Results of Our Study on Temperament

The findings from this study showed that early temperament was related to bullying behaviors that children showed during play when they were five years old.

  • Temperament also was related to bullying behaviors that were reported by the same children when they were adolescents.
  • Specifically, children who had high levels of negative mood, activity, and inflexibility at age five showed more relational bullying, such as blackmailing, verbal aggression, and teasing, when they played with an unfamiliar peer when they were five years old.

Adolescents who reported lower levels of activity during the day and higher levels of activity during the night were more likely to have exhibited physical bullying when they were five years old.

  • They also were more likely to report higher levels of both relational and physical bullying in adolescence. 
  • This suggests that there may be a direct link between sleep patterns and bullying behaviors.  It is possible that adolescents who do not sleep well at night are more likely to be under-active during the day, and this dysregulation may increase the likelihood of engaging in negative behaviors such as bullying. 
  • It also is possible that early preschool bullying behaviors may indicate problems that will manifest as later sleep problems in adolescence.

Pay Attention to Childhood Temperament

These findings suggest that it is important to examine temperamental traits, such as difficultness and activity level, when examining the childhood factors that are predictive of bullying behaviors in early childhood and in adolescence. More specifically, these results may help inform prevention and intervention programs because researchers and educators may be able to focus specific interventions on children who are at the greatest risk temperamentally for engaging in bullying activities. Thus, by being able to identify the factors that are associated with later bullying, prevention and intervention programs can be developed and differentiated for children who are at both higher and lower risk for bullying other children.

Pay Attention to Kids’ Sleep Behaviors

In addition, it may be important to pay attention to sleep behaviors of children and adolescents.  Although this study could not prove that sleep problems caused bullying, it did show that the two behaviors are related to each other.  It may be useful for parents to encourage their children to keep regular sleep hours, especially on school nights.  However, it also is possible that children with behaviors such as aggression and bullying may simply be unable to fall asleep at night, and parental persuasion may not be helpful.  The reasons why sleep problems and bullying are related require further research for a more complete understanding of this relationship.

References

Austin, S., & Joseph, S. (1996). Assessment of bully/victim problems in 8 to 11 year-olds. British Journal of Educational Psychology, 66, 447-456.

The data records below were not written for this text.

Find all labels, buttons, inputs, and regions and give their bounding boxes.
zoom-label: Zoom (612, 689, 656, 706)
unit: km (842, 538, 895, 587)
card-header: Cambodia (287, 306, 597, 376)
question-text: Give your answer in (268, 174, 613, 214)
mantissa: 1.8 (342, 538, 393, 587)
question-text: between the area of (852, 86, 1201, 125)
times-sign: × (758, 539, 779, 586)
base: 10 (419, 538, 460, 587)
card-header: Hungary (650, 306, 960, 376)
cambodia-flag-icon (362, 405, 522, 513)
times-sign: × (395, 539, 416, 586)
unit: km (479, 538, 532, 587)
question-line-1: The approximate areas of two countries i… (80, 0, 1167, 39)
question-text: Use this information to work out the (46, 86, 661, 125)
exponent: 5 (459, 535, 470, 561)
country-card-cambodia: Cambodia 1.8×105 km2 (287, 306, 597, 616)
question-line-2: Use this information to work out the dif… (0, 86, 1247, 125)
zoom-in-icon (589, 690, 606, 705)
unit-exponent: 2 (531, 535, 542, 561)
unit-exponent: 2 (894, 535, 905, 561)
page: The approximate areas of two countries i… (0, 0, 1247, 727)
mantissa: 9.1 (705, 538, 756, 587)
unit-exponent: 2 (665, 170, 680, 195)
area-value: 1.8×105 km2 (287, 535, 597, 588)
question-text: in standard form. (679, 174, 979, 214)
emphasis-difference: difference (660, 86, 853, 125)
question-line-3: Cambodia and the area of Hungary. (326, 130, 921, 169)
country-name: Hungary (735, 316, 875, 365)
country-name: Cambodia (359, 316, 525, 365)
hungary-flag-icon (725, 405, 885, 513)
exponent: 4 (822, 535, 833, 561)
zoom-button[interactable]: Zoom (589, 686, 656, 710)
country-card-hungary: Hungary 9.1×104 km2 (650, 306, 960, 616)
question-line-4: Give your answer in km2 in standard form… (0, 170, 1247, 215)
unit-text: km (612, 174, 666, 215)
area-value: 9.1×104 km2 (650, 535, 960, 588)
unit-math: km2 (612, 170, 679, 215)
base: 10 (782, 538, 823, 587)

DiLalla, L. F. (2002). Preschool social and cognitive behaviors: The Southern Illinois Twins. Twin Research, 5, 468-471.

Goldsmith, H. H., & Harman, C. (1994). Temperament and attachment: Individuals and relationships. Current Directions in Psychological Science, 3, 53-57.

Olweus, D. (1993). Bullying at school. Cambridge, MA: Blackwell.

Rubin, K., Hastings, P., Chen, X., Stewart, S., & McNichol, K. (1998). Intrapersonal and maternal correlates of aggression, conflict, and externalizing problems in toddlers. Child Development, 69, 1614-1629.